自然体、それが一番難しくて一番大切なんだ。それを考えるとこの場にいるみなさん、揃って自然体なのはさすがだと思う。
世界でも屈指の実力者が集う、またとない機会。
俺としてもまだまだ、探査者歴半年未満のぺーペーなんだから、彼ら彼女ら偉大な先輩方のお姿からいろんなものを学び、吸収させてもらうとしよう。

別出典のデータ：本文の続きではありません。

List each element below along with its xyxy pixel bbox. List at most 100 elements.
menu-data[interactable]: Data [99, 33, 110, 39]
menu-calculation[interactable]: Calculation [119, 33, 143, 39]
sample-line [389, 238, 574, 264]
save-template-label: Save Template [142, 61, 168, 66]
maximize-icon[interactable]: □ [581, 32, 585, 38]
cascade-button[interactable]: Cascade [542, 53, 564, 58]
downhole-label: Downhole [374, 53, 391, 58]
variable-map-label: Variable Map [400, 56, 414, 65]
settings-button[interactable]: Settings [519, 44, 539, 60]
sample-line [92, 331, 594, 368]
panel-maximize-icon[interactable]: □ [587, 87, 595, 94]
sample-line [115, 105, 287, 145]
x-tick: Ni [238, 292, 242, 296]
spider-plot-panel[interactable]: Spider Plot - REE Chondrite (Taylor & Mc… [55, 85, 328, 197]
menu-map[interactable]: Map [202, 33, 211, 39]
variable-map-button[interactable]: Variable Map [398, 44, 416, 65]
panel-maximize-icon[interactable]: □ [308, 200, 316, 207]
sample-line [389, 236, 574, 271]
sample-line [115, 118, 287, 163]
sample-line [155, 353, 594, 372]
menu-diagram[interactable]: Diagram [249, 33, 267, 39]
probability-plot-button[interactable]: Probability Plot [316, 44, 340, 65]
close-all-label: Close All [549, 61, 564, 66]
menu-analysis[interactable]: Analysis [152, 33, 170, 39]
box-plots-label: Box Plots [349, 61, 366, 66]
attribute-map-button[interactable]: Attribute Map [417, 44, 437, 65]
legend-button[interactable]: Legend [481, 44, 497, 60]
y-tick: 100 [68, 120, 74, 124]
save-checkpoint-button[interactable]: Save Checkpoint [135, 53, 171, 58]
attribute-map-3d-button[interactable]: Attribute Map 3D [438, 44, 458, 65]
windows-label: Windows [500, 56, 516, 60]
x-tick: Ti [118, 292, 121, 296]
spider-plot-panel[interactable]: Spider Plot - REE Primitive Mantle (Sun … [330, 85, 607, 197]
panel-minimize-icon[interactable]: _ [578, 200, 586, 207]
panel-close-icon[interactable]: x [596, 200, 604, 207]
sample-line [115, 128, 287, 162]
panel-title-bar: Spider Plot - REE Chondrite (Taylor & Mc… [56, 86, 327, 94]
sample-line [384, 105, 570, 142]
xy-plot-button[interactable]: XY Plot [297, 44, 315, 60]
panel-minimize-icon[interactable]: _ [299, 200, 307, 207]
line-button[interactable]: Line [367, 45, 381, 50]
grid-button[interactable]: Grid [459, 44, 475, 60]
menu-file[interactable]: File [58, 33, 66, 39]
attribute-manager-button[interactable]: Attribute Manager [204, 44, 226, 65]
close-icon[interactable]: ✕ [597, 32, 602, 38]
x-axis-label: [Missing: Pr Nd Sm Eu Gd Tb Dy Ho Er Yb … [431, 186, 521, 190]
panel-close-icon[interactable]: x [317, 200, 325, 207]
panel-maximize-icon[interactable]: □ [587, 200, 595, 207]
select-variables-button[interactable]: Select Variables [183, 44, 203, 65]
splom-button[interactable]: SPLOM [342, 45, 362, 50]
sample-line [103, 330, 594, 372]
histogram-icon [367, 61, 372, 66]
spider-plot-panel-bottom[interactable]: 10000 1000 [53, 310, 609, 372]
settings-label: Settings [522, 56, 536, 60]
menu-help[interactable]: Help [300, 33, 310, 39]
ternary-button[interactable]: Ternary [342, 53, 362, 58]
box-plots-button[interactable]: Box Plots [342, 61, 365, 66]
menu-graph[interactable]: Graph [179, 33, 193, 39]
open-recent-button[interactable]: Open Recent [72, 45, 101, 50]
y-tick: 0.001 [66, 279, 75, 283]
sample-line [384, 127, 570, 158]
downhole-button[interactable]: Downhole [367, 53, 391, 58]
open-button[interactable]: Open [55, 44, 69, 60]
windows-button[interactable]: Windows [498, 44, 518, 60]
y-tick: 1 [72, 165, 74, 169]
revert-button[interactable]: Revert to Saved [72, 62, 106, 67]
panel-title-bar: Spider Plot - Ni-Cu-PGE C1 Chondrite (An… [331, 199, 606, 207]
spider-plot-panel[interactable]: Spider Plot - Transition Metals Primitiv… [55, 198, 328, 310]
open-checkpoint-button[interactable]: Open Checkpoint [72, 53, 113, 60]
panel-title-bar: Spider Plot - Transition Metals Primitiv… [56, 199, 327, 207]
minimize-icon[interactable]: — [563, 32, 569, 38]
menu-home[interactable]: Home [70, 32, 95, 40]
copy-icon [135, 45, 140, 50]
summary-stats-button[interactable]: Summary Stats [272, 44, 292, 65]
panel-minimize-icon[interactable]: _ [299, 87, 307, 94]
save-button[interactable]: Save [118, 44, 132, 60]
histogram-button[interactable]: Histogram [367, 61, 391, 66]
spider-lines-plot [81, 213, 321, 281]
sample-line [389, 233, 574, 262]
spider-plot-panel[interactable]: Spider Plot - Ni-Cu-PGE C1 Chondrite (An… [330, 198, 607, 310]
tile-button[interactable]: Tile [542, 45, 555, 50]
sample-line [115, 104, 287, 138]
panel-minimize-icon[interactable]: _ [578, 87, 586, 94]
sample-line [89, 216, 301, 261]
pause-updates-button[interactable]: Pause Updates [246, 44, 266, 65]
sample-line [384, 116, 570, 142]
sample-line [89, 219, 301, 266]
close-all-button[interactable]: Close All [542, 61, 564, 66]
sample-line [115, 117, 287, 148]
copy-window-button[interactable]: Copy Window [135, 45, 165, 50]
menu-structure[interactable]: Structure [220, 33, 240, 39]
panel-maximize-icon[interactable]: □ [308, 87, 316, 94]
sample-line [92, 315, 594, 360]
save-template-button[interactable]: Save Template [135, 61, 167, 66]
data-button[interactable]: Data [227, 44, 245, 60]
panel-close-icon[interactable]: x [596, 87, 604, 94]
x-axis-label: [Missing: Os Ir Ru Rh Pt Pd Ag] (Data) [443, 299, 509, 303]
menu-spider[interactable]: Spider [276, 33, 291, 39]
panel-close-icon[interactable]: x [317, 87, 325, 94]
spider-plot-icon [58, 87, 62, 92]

と、そこでエリスさんがふと気づいたように俺に尋ねた。
「そういえば、ダンジョン探査の時のあの蒼いロングコートじゃないんだね、公平さん。私服なんだ」
「え。あー……そっか、葵さんにはこないだ見せましたけど、エリスさんはご存知ないですもんね、まだ」
キョトンと首を傾げる彼女に、そういえば翠川がやらかした際、葵さんの目の前では結界を発現したけどエリスさんにはまだ、見せてなかったなと思い至る。
というかこのメンツだとマリーさん、サウダーデさんもまだだったはずだ。まあこの際だし、まとめて"これはこういうものですよ"とアピールしておこうか。
座ったまま、俺は結界を起動した。
「神魔終焉結界、起動」
「!? …………これはまた、驚いた」
呼びかけとともに俺の衣服が変わる。神魔終焉結界。
コマンドプロンプトとしての権能を駆使して編み上げた、天地開闢結界にも対抗し得る俺の最強の矛であり盾。いつものように蒼いロングコートを身に纏い、いよいよこれで準備万端だ。
時間にして数瞬すらかけていない。瞬きするより早い着替え。
先程までの私服から蒼いロングコートへと衣服の変わった俺に、エリスさんもサウダーデさんも、ちょっとこっちを見てたマリーさんも唖然としていた。
「変身した、のか……まったく山形殿はたやすくこちらの想像の上をいってくれるな」
「こりゃすごいねえ……装備に関しちゃ準備いらずかえ」
「ハッハッハー、魔法少年?」
「一般探査者です」
隣に魔法少女ゲフンゲフンがいるんだからそういうの止めて! なんか今、無言のままドヤ顔で自慢気にしてるけれども!
エリスさんに訂正を入れつつも、とにかくこれで戦闘準備を整えるのだった。